DUTCH KILLS — Long Island City arts group Flux Factory is channeling inspiration from the area's many hotels for its latest project.

In "Hotel Wars," teams of more than a dozen artists, designers and performers will set up shop in three nearby hotel lobbies for the next few weeks, creating art projects exploring the relationship between the neighborhood and its proliferation of lodgings.

The teams will compete against one another in a series challenges that assign a different prompt or topic to base their work off of each week, with a winner crowned at the end of the month.

More than two dozen hotels call Long Island City home, according to the business advocacy group LIC Partnership, with another two dozen or so in the works.

"I think there's seven hotels within a one-block radius of Flux Factory," said Flux Factory's residency director Carina Kaufman, adding that the hotels had opened up in just the past six or seven years since the organization moved to its current location on 29th Street near 40th Avenue.

"[We wanted to] come up with some sort of project that looked at this new development in a neutral way."

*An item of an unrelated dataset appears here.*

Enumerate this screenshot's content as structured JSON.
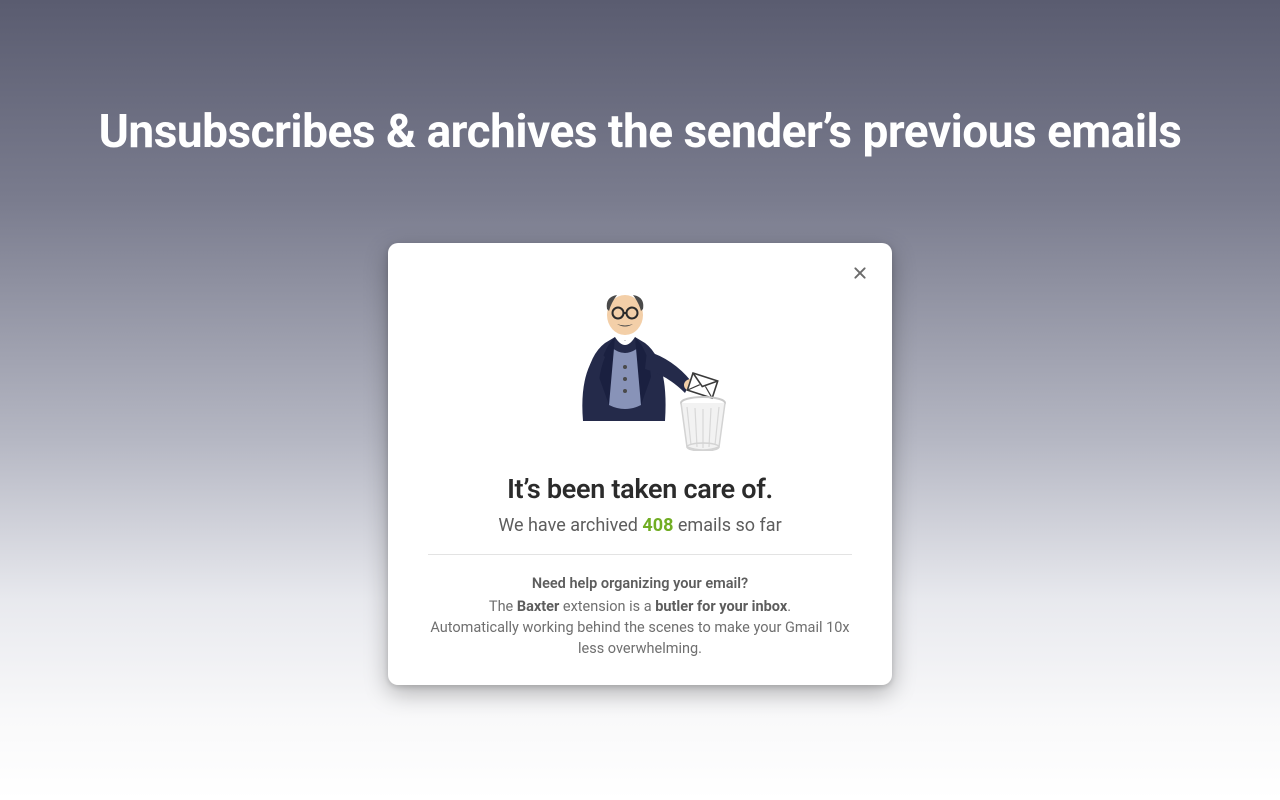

Flux Factory has reached out to three hotels nearby — Home2 Suites by Hilton, Holiday Inn L.I. City Manhattan View, and Fairfield Inn & Suites New York Queens/Queensboro Bridge — which agreed to let artists camp out in their lobbies for the next month.

"They're all really excited to be involved in supporting Long Island City's arts community," Kaufman said.

The teams will interact with hotel guests, workers and local residents, and will get a new topic every week that will act as inspiration for the project they have to complete.

The first week, for example, will require them to create a "crowd-sourced history" of the hotel they're assigned to and the land it sits on, according to Kaufman.

The groups can choose to do the project in whatever medium they want — video, a tapestry or any other media — and the creations will be judged at the end of each week.

The project hopes to start a discussion on the many hotels, how the tourism they bring impacts the neighborhood and how different stakeholders in the area coexist. 

"This project is really an investigation," Kaufman said. "We're not sure what conclusions we're going to come up with or where it will go. We just kind of wanted to open up the dialogue."

"Hotel Wars" will kick off this Sunday with an "Olympics-style" opening ceremony and parade at 4 p.m. that wil include a marching band.

The public can attend the judging sessions and awards ceremonies on Oct. 11 and 14, and a final winner will be chosen at a closing ceremony on Nov. 1.